Everything You Ever Wanted to Know About Pie

Food for Thought: Summer Reading
Food for Thought: Summer Reading

Everything You Ever Wanted to Know About Pie

Food for Thought: Summer Reading

Though the appeal of cupcakes does not appear to be waning, pie is definitely the hottest emerging trend of the past year, as the bumper crop of pie books this season bears witness. I've spent plenty of time reading and baking from the books in this list, enough to give readers a little slice of each one.

Pie It Forward: Pies, Tart, Tortes, Galettes, & Other Pastries Reinvented

by Gesine Bullock-Prado (Stewart, Tabori, & Chang, $29.95, 252 pp)

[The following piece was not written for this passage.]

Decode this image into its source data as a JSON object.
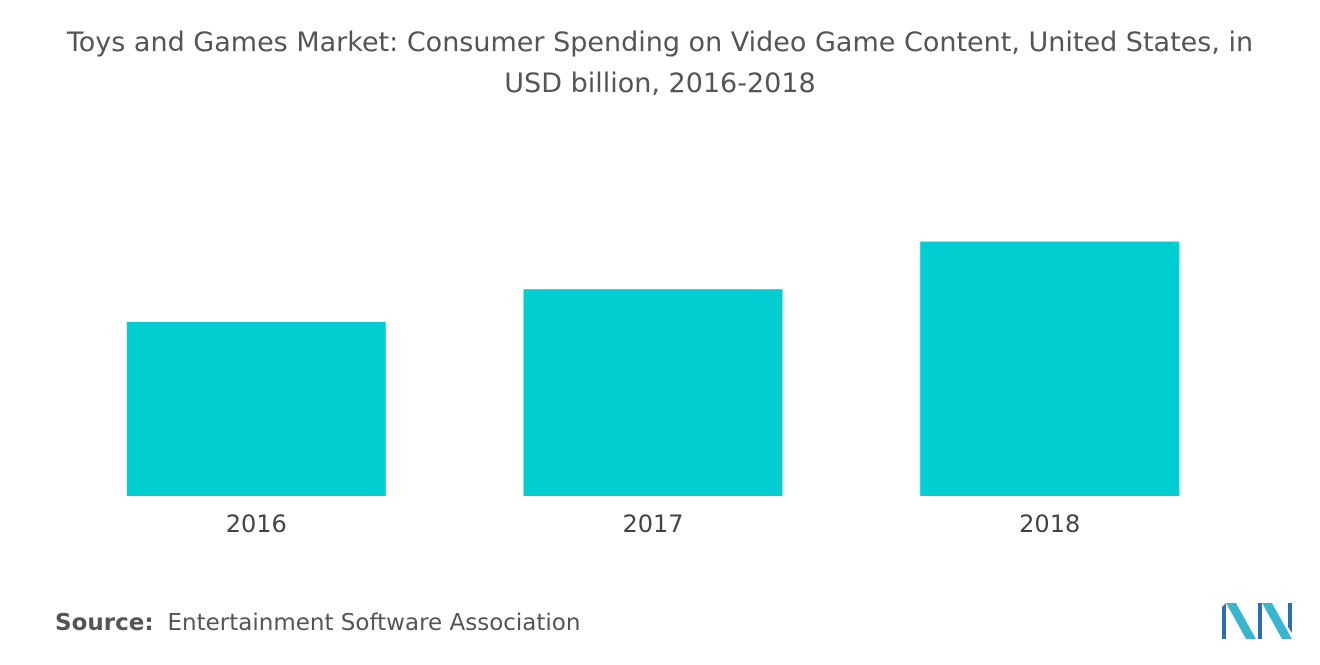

I couldn't wait for this book to arrive and it is my favorite from the entire tall stack of baking books this year. I appreciate that the author is a self-taught baker who loves to teach and is willing to share all of her hard-earned secrets with students in the King Arthur Flour baking classes in Vermont, her online baking community, and readers like myself. Pie it Forward starts with the mastery of basic techniques – crusts, pastry doughs, pastry cream, caramel, ganache – which are the building blocks or components to many recipes that follow. Then she moves on to sweets, such as pies and tarts made with berries, stone fruits, tropical fruits, cream, and meringue, plus pie pops, and fried pies. She also defines pie loosely enough to include recipes for Boston Cream Pie, Gateau St. Honore, and a cheesecake. Moving on to Savories, you'll discover recipes for Cornish pasties, meat pot pies, quiches, and vegetable tarts. I'm currently working my way through the sweet pies, using the delicate sweet tart dough (p.30) as the base for tarts with apricots and plums, the buttermilk-peach pie, and the blackberry buckle pie, thanks to the bounteous supply of early summer fruit.

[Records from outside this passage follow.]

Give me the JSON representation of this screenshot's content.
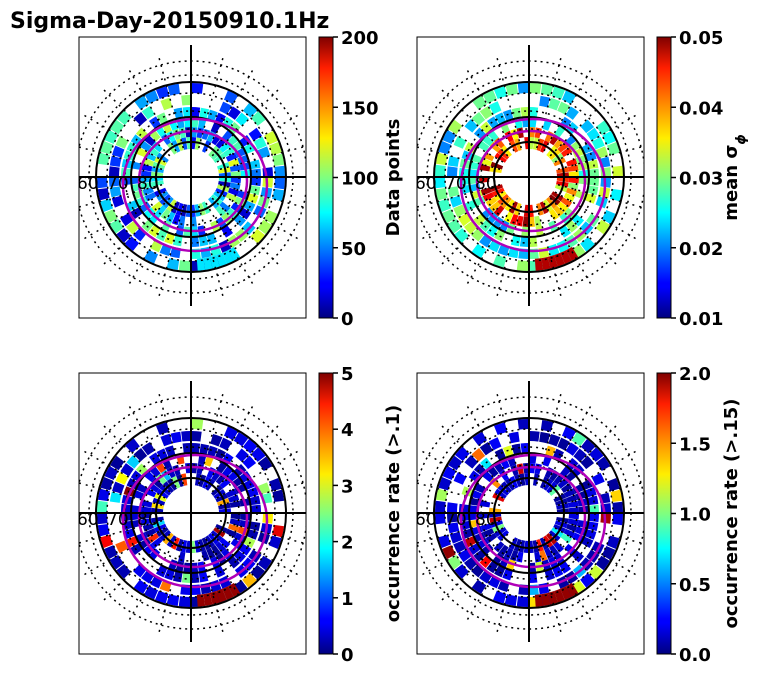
{
  "figure": {
    "title": "Sigma-Day-20150910.1Hz"
  },
  "chart_data": [
    {
      "type": "heatmap",
      "projection": "polar (magnetic latitude / MLT)",
      "latitude_labels": [
        "60",
        "70",
        "80"
      ],
      "colormap": "jet",
      "colorbar": {
        "label": "Data points",
        "ticks": [
          "0",
          "50",
          "100",
          "150",
          "200"
        ],
        "range": [
          0,
          200
        ]
      }
    },
    {
      "type": "heatmap",
      "projection": "polar (magnetic latitude / MLT)",
      "latitude_labels": [
        "60",
        "70",
        "80"
      ],
      "colormap": "jet",
      "colorbar": {
        "label": "mean σ",
        "label_subscript": "ϕ",
        "ticks": [
          "0.01",
          "0.02",
          "0.03",
          "0.04",
          "0.05"
        ],
        "range": [
          0.01,
          0.05
        ]
      }
    },
    {
      "type": "heatmap",
      "projection": "polar (magnetic latitude / MLT)",
      "latitude_labels": [
        "60",
        "70",
        "80"
      ],
      "colormap": "jet",
      "colorbar": {
        "label": "occurrence rate (>.1)",
        "ticks": [
          "0",
          "1",
          "2",
          "3",
          "4",
          "5"
        ],
        "range": [
          0,
          5
        ]
      }
    },
    {
      "type": "heatmap",
      "projection": "polar (magnetic latitude / MLT)",
      "latitude_labels": [
        "60",
        "70",
        "80"
      ],
      "colormap": "jet",
      "colorbar": {
        "label": "occurrence rate (>.15)",
        "ticks": [
          "0.0",
          "0.5",
          "1.0",
          "1.5",
          "2.0"
        ],
        "range": [
          0,
          2
        ]
      }
    }
  ]
}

Handheld Pies: Dozens of Pint-Sized Sweets & Savories

by Sarah Billingsley and Rachel Wharton (Chronicle Books, $19.95, 142 pp)

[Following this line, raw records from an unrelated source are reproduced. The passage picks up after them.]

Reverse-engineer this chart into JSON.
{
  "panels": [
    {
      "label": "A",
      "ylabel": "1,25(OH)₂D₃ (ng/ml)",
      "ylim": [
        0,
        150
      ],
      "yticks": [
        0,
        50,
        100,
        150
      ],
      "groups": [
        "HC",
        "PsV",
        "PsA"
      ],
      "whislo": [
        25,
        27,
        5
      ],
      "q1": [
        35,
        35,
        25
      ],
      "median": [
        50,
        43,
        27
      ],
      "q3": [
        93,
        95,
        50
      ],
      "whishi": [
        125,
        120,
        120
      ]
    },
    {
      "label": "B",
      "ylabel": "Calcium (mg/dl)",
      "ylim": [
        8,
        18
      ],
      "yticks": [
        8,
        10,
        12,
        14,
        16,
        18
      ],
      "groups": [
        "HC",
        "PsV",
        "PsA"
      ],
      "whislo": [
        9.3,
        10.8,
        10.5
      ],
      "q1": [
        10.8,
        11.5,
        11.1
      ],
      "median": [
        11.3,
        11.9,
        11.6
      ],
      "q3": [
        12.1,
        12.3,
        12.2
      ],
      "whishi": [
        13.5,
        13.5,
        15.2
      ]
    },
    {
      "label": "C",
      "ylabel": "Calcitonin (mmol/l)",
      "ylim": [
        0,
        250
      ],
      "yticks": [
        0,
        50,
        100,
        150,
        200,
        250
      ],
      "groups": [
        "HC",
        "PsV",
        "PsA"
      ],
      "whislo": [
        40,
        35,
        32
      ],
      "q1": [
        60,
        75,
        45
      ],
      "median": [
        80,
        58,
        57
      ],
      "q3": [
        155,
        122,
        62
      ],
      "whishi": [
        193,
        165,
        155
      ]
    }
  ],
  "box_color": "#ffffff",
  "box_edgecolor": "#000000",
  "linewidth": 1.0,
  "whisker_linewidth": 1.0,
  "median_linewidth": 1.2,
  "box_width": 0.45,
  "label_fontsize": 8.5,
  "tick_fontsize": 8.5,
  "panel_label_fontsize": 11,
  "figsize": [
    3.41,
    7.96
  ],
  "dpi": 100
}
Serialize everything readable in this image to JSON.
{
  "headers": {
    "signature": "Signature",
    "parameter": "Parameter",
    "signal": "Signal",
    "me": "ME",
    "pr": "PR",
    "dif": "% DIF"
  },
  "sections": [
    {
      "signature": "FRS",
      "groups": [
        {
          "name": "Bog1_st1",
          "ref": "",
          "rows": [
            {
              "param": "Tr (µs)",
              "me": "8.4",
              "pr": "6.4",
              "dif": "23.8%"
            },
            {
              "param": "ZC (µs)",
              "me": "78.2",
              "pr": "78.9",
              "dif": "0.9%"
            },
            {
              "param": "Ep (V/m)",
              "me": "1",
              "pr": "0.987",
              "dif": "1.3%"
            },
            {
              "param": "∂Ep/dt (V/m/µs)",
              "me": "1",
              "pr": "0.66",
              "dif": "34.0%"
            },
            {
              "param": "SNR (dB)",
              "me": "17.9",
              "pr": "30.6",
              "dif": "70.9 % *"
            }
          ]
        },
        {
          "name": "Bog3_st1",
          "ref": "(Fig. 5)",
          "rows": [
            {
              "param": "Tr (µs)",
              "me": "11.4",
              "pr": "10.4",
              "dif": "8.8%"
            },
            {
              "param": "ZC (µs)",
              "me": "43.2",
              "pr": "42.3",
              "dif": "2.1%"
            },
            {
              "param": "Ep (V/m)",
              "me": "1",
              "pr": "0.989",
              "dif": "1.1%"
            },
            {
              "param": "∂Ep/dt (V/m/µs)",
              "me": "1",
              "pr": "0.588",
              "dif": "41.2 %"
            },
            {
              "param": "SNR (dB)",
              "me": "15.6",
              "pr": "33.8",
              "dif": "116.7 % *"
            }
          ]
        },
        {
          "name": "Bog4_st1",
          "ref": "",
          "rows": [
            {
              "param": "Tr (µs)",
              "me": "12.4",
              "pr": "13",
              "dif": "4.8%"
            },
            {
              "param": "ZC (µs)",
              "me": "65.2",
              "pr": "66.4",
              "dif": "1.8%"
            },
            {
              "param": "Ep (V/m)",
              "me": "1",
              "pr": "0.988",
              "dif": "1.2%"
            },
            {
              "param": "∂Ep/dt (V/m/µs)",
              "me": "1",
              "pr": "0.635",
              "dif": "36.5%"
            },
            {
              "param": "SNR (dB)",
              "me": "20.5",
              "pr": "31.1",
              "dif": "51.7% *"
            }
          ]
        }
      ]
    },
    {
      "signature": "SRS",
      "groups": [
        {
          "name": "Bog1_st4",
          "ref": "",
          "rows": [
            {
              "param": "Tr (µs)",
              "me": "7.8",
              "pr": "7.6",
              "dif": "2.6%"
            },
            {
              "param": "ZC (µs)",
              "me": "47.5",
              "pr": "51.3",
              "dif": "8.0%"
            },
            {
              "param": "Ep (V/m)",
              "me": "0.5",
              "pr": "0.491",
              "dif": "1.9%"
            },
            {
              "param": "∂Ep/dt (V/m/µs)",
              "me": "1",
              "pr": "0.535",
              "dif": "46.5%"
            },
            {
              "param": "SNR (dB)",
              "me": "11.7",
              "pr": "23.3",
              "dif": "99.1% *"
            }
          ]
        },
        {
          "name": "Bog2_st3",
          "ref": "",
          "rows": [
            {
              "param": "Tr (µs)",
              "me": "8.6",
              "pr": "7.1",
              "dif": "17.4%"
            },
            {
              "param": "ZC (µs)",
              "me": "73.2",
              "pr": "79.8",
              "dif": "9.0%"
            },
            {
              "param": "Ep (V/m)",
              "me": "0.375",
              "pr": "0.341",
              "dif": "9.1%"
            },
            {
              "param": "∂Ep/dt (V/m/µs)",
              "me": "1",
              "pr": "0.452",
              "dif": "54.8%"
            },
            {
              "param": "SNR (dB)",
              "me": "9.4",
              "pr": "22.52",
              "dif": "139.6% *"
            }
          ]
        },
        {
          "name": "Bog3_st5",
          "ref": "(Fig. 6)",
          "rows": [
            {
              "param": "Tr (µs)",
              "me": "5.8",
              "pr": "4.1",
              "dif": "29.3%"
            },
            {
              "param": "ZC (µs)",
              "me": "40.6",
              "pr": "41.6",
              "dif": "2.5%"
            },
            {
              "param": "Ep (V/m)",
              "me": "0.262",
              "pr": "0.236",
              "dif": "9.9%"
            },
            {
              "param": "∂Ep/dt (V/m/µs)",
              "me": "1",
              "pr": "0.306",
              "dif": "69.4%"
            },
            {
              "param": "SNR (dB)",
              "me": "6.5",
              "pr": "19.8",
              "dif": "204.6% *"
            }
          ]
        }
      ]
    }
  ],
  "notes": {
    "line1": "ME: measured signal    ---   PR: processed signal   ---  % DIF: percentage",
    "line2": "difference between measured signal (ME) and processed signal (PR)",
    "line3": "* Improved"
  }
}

This little volume celebrates the concept of the individual pie serving, offering up recipes for sweet pies, meat pies, hand pies, pop tarts, fruit tarts, and even pies in tiny Mason jars. In among the recipes for free-formed, structured, and jarred pies, you'll find profiles on artisan pie companies around the country, including the legendary Hubig's from New Orleans, Oh, My! Pocket Pies from Houston, and Mamaw's Fried Pies in Whitehouse, Texas. Nuts and bolts such as basic crust and filling recipes come at the end. So far, the buttermilk-whiskey pie (p.58) baked in individual muffin cups is my favorite from this collection, but I've some pop tart ideas of my own I'd like to try with peaches and blackberries while they're so plentiful.

Perfect Pies – The Best Sweet & Savory Recipes from America's Pie-Baking Champion

by Michele Stuart (Ballantine Books, $25, 224 pp)

National Championship pie maker Michele Stuart owns successful pie shops in Norwalk and Westport, Connecticut. Her award-winning recipes often appear in major newspapers and food magazines. This collection of her recipes is simple and straightforward and comes with helpful tips, like the best way to peel peaches, how to process fresh pumpkin, and the relative merits of fresh or dried cranberries. The award winners in the book are marked with blue ribbons. I'm intrigued by the pineapple crumb pie (p.55) and fully intend to make the Twisted Citrus blackberry pie (p.127) this summer. And I'm just proud enough of my own peanut butter chocolate and chocolate bourbon pecan pies to try her blue ribbon recipes and see how mine measure up.